'Teeth' (Melbourne Film Festival)

High school student, Dawn (played by Jess Weixler, resembling the love-child of Reese Witherspoon and Kate Winslet), is a goody-two-shoes promoter of waiting-til-you're married before having sex, and gives seminars to fellow students to that effect.
Unfortunately, she is also afflicted with a rare condition well-known to feminist theorists as 'vagina dentata' in which the organs denoting gender have the capacity to 'de-flower' males with whom she copulates.
This ponderous difficulty makes for a delightfully playful film, rather as if 'Election' was crossed with 'Girl's School Screamers'. A clever hybrid, rather in the way that 'Hot Fuzz' cross-fertilises 'Bad Boys 2' with 'Midsomer Murders', 'Teeth' has the droll fortitude of 'Groundhog Day' too, as the unfortunate lead drily endures their horrible position.

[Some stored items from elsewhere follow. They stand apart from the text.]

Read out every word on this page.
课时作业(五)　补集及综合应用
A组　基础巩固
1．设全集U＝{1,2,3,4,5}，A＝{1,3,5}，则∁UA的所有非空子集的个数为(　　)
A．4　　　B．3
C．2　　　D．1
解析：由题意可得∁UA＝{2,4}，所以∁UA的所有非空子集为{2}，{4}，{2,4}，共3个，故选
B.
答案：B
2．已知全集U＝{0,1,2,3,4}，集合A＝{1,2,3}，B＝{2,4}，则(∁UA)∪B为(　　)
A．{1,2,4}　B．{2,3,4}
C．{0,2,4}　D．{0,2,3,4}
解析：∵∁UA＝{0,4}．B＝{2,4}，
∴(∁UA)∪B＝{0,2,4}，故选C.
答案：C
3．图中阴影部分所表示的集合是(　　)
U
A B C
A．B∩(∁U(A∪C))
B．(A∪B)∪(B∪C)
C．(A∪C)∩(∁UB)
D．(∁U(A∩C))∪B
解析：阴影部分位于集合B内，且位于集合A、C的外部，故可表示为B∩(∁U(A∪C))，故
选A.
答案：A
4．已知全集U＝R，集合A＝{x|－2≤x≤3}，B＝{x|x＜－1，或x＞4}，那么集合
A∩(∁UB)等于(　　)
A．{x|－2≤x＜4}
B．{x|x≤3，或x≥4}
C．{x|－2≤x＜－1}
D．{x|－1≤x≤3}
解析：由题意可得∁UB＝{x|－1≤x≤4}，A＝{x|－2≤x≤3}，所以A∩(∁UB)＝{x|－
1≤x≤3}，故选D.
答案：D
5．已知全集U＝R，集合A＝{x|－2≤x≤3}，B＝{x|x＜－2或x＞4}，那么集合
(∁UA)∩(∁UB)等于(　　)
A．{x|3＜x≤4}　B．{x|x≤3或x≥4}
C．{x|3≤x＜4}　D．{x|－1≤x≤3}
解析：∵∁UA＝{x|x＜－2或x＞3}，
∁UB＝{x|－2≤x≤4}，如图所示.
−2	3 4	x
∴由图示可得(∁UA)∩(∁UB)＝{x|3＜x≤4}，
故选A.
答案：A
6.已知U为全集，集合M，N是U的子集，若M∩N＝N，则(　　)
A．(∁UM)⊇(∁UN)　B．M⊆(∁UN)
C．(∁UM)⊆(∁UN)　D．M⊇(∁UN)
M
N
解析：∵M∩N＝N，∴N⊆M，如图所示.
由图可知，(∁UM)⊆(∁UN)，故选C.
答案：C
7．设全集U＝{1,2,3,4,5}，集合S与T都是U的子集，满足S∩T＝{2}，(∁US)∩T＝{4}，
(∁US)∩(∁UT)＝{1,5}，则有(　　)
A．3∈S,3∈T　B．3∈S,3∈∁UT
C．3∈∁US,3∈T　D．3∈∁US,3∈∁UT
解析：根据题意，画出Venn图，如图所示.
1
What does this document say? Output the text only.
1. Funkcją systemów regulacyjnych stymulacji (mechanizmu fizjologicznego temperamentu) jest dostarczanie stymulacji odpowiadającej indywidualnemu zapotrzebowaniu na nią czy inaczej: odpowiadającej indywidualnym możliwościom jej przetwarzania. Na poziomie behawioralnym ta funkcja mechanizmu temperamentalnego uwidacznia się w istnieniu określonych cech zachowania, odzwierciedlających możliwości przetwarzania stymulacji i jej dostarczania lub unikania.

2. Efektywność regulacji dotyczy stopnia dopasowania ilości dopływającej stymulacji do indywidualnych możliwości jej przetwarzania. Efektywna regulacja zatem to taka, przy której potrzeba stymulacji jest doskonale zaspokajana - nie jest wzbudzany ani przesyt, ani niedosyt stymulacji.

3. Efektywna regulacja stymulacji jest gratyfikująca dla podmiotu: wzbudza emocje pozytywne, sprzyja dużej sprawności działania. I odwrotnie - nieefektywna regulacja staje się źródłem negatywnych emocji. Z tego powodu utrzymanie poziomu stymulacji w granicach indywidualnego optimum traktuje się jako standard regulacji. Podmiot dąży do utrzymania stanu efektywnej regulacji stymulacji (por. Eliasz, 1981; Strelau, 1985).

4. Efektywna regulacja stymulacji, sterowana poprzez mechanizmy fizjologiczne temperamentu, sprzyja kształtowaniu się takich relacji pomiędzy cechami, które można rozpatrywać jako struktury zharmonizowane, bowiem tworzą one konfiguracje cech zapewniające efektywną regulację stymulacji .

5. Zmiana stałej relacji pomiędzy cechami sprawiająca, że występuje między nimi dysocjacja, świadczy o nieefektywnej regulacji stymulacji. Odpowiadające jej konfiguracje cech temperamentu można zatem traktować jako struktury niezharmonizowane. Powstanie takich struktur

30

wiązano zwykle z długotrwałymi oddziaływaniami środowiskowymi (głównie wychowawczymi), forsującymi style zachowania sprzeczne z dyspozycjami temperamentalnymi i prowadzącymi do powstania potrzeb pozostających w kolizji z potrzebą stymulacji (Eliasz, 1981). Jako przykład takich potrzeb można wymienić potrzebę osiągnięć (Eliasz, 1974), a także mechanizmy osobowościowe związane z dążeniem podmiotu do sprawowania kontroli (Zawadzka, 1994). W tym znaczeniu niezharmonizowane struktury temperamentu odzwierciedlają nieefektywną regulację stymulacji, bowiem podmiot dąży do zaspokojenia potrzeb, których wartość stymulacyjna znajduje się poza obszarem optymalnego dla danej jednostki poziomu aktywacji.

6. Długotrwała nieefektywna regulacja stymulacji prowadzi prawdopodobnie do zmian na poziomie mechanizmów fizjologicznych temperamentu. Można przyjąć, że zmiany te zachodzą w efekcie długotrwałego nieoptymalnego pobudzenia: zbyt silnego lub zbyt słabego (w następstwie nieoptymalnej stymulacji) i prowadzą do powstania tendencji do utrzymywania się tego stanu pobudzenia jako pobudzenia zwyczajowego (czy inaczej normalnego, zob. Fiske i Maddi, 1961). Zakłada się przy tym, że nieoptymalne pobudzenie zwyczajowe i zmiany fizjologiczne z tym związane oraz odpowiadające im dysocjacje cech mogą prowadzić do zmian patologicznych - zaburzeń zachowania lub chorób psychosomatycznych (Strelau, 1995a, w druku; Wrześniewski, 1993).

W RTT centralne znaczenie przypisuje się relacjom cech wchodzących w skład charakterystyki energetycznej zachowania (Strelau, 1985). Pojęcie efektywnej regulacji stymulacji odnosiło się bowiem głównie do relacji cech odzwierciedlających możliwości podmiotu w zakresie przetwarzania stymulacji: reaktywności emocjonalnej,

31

Dawn makes the most of her predicament, taking revenge on her brother from Hell, releasing a howl of delight from the audience, but the chief pleasure of the film is in the perfect casting of Weixler as the prim, squeaky clean girl who was happy to wait, but can't quite resist the temptation to find out what happens when...
Of course there will be those po-faced killjoys who point out that the film's underlying moral could be construed as conservative (and did so with recent frolics '40 Year Old Virgin' and 'Knocked Up'): give in to lust outside marriage and you will commit a sin tantamount to grievous bodily harm, if not manslaughter.
Amazingly, there were two walkouts at the screening I went to. Some people, as we know from observing the Mormons, are defiantly committed to not enjoying themselves.
The film had the same mordantly self-satisfied tone as comic short 'Happiest Day Of My Life', also shown at the Melbourne Film Festival, an LA wedding skit, in which roles are reversed and the women adopt the parts played by men in formal marriage rites, another satirical exercise that worked through all of the enjoyable consequences of its own inversions.
The film-maker introduced the short, which we would never have otherwise seen were it not for the Festival, though Film Festivals are rarely events to be celebrated so much as endured, the enforced viewings brought about by scheduling together with the concern that many films will never be seen again, or released at all, drives you to attend screenings you would otherwise avoid and brings on that peculiar sensation, 'film festival psychosis', in which the sufferer feels tormented by the conviction that he is constantly missing something, only to give in to the blurb-writers' puff and find out that he's missing nothing at all. Also that awful sensation of sitting through films with no merit, appeal or real value at all, interminable longuers, patched together out of various exercises in pretension, searching for but failing to find the way to rouse the emotion they long to evoke, while several hundred of us wait in the dark for something to happen which never comes about, experiencing that kind of headcrushing boredom only film festivals know how to bring on, then filing out and hearing that particular kind of sniggering among the relieved audience which can only mean, 'That was awful, why did we all put up with it?' Anyone who complains is told that they don't understand 'the Asian sense of Time'. But of course we put up with it because every now and then something like 'Teeth' comes along and provides an evening of pure delight.